Un bouquet d’arbres en fleurs apportait sa douceur blanche dans un univers qui demeurait encore très minéral. Il était une manière de me préparer à croiser une Geisha magnifique et troublante, déployant sa tenue traditionnelle sur toute la hauteur d’un immeuble. Dans un « Blade Runner » visionnaire, les façades de gratte-ciel devenaient les écrans de projection de publicités. Ici, il s’agissait d’une peinture. D’une belle et monumentale peinture, juste pour le plaisir de la contemplation. Elle inaugurait un parcours qui s’orne de nombreuses oeuvres de Street art. 

L’horizon s’ouvrait peu après, et la piste, en suivant au plus près le fil de l’eau et en dupliquant son horizontalité, présentait la rectitude sans limite d’une voie rapide. Impossible de résister à l’envie d’accélérer.

C’était grisant.

Quelques coups de pédale plus appuyés, le passage sur un plus gros braquet d’une petite pression sur la commande électronique, et je bondissais avec le Fauve, survolant toujours dans un silence égal les irrégularités d’un asphalte balafré de mauvaises racines. Les quelques virages à négocier pouvaient être abordés sans décélérer, le Fauve est d’une rare vivacité.

Avec l’éloignement, le décor adoptait progressivement une dominante végétale et m’invitait ainsi à prendre mon temps. Je pouvais ralentir, m’arrêter, contempler. Régulièrement, le long de ma « nationale », des panneaux de signalisation m’indiquaient les communes que je traversais

tout en me donnant la distance jusqu’à des villes plus éloignées. Il faut dire que cette voie est la E3, et qu’à ce titre elle vous guide à travers une bonne part de l’Europe.

Le début du voyage, vous dis-je

Je ne suis pas le seul à profiter de cette paix. Je vois bien quelques promeneurs, quelques cyclistes comme moi qui empruntent la voie sur la distance de leur choix ou bien des joggeurs courageux qui semblent sortis de nulle part.

Par-delà le courage que je leur reconnais, j’approuve leur choix : quel plaisir d’être en pleine nature pour développer son effort.

De mon côté, je note avec amusement que les fleurs blanches sont vraiment le signe de l’arrivée du printemps.

Elles ont sorti la tête et tapissent véritablement des pans entiers du sous-bois.

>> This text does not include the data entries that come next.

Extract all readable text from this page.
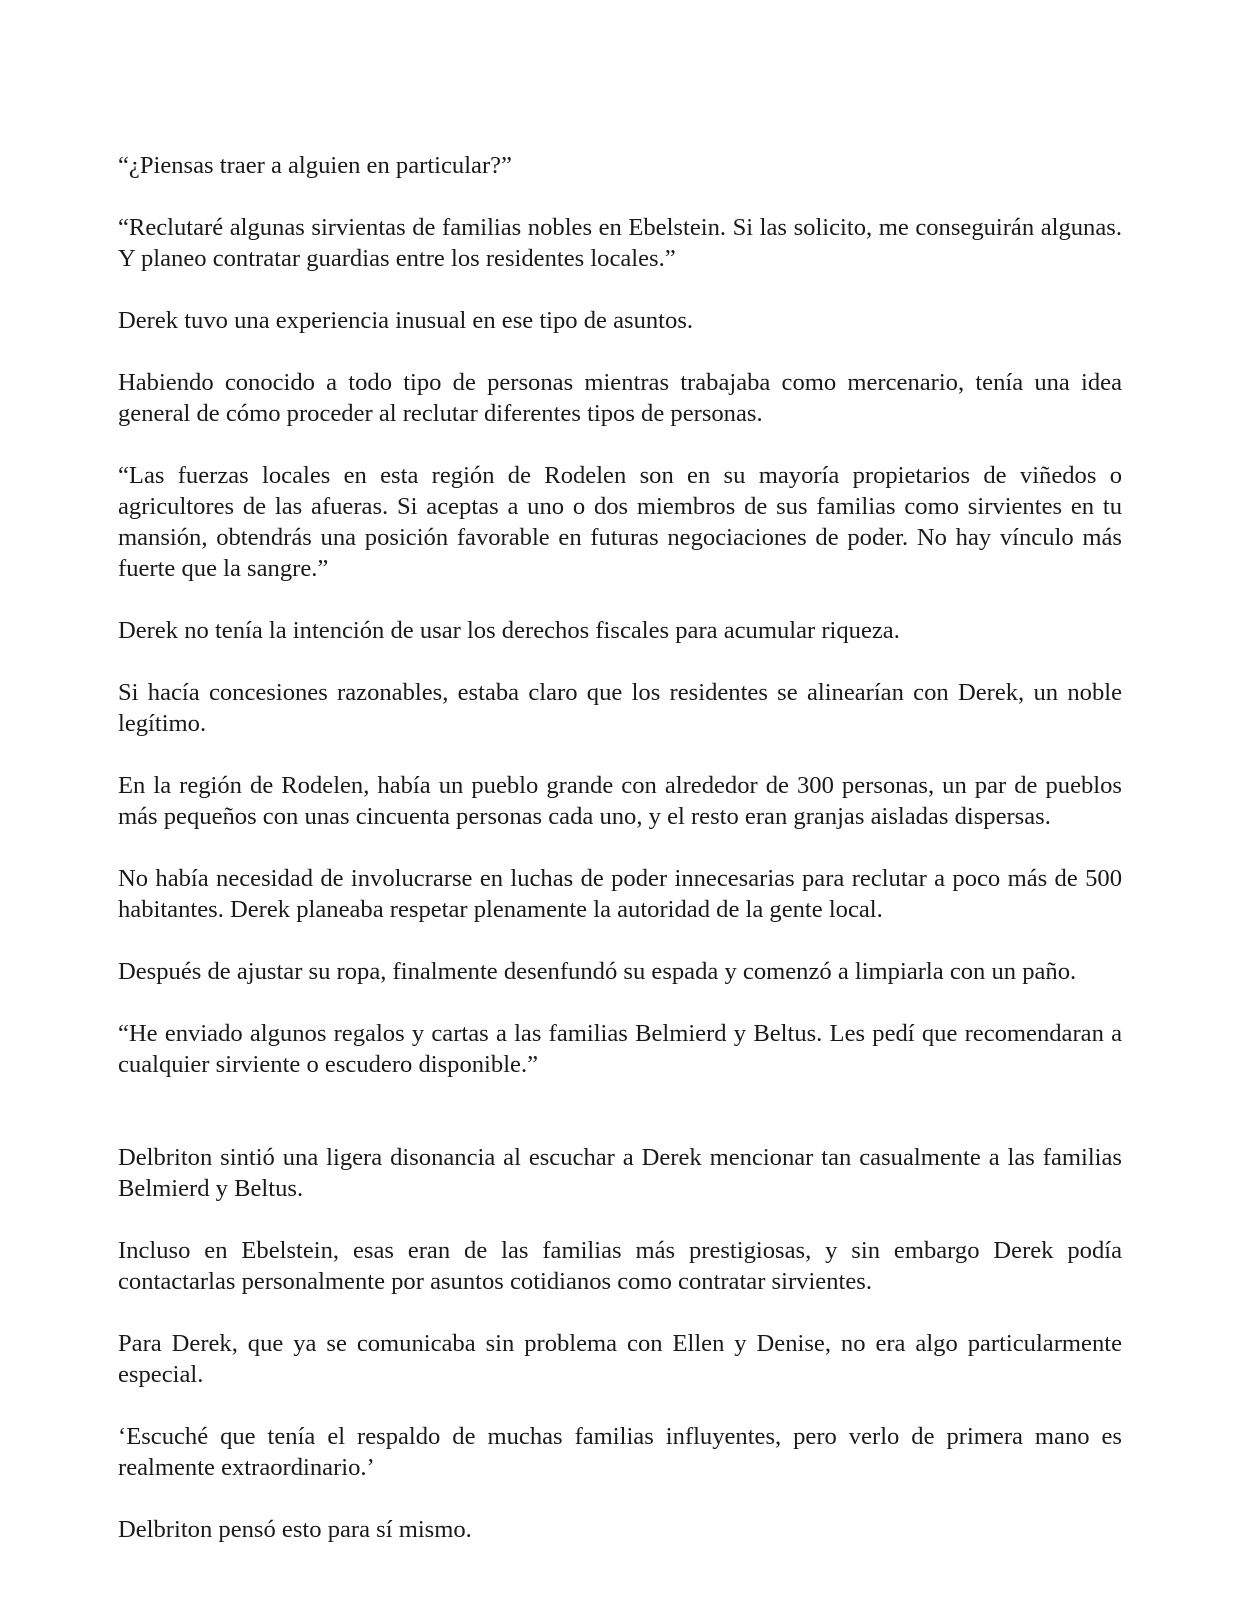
“¿Piensas traer a alguien en particular?”

“Reclutaré algunas sirvientas de familias nobles en Ebelstein. Si las solicito, me conseguirán algunas. Y planeo contratar guardias entre los residentes locales.”

Derek tuvo una experiencia inusual en ese tipo de asuntos.

Habiendo conocido a todo tipo de personas mientras trabajaba como mercenario, tenía una idea general de cómo proceder al reclutar diferentes tipos de personas.

“Las fuerzas locales en esta región de Rodelen son en su mayoría propietarios de viñedos o agricultores de las afueras. Si aceptas a uno o dos miembros de sus familias como sirvientes en tu mansión, obtendrás una posición favorable en futuras negociaciones de poder. No hay vínculo más fuerte que la sangre.”

Derek no tenía la intención de usar los derechos fiscales para acumular riqueza.

Si hacía concesiones razonables, estaba claro que los residentes se alinearían con Derek, un noble legítimo.

En la región de Rodelen, había un pueblo grande con alrededor de 300 personas, un par de pueblos más pequeños con unas cincuenta personas cada uno, y el resto eran granjas aisladas dispersas.

No había necesidad de involucrarse en luchas de poder innecesarias para reclutar a poco más de 500 habitantes. Derek planeaba respetar plenamente la autoridad de la gente local.

Después de ajustar su ropa, finalmente desenfundó su espada y comenzó a limpiarla con un paño.

“He enviado algunos regalos y cartas a las familias Belmierd y Beltus. Les pedí que recomendaran a cualquier sirviente o escudero disponible.”

Delbriton sintió una ligera disonancia al escuchar a Derek mencionar tan casualmente a las familias Belmierd y Beltus.

Incluso en Ebelstein, esas eran de las familias más prestigiosas, y sin embargo Derek podía contactarlas personalmente por asuntos cotidianos como contratar sirvientes.

Para Derek, que ya se comunicaba sin problema con Ellen y Denise, no era algo particularmente especial.

‘Escuché que tenía el respaldo de muchas familias influyentes, pero verlo de primera mano es realmente extraordinario.’

Delbriton pensó esto para sí mismo.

J’entame mon demi-tour et rentre vers Paris par le même chemin qu’à l’aller. Nul sentiment de déjà vu pour autant. Le trajet est abordé sous un autre angle. Je ne suis plus autant poussé par la même quête de m’évader, je viens de le faire. Je savoure en conscience l’expérience vécue, regarde autour de moi avec un œil reposé et constate qu’avec le soleil déclinant, la lumière projette une teinte dorée sur tout ce qui m’entoure, comme une façon de magnifier ce qui sera rangé dans ma mémoire au rayon des souvenirs simples et pleins.

Pantin a fière allure alors que je m’en rapproche. Il règne une grande quiétude le long des berges, les aménagements avec une belle largeur donnent à ces espaces l’air d’une promenade autant que celui d’une place. Ça tombe bien les habitants viennent visiblement en prendre possession pour se promener autant que pour se rencontrer. Une succession de ponts enjambent le canal. La vie se densifie. Avant de rentrer dans Paris se dressent les Grands Moulins : une sorte de château dominant dans un environnement de faible hauteur.

Passage sous le périphérique, entrée et traversée du Parc de la Villette. Il faut se montrer vigilant car les piétons, les cyclistes, les obstacles se multiplient. Au niveau de l’écluse, cela redevient la ville dans toute son activité et tout son bruit. 

C’est clair, je suis de retour. Une bonne surprise m’attend quelques mètres plus loin. Au bout du bassin de la Villette, les terrasses et les quais sont envahis par une foule détendue venue partager un verre dans la lumière déclinante d’une belle fin d’après-midi. Ce genre de grand rassemblement spontané est particulièrement accueillant. Je me laisse tenter et décide de me joindre à eux. Et là, commence un autre voyage.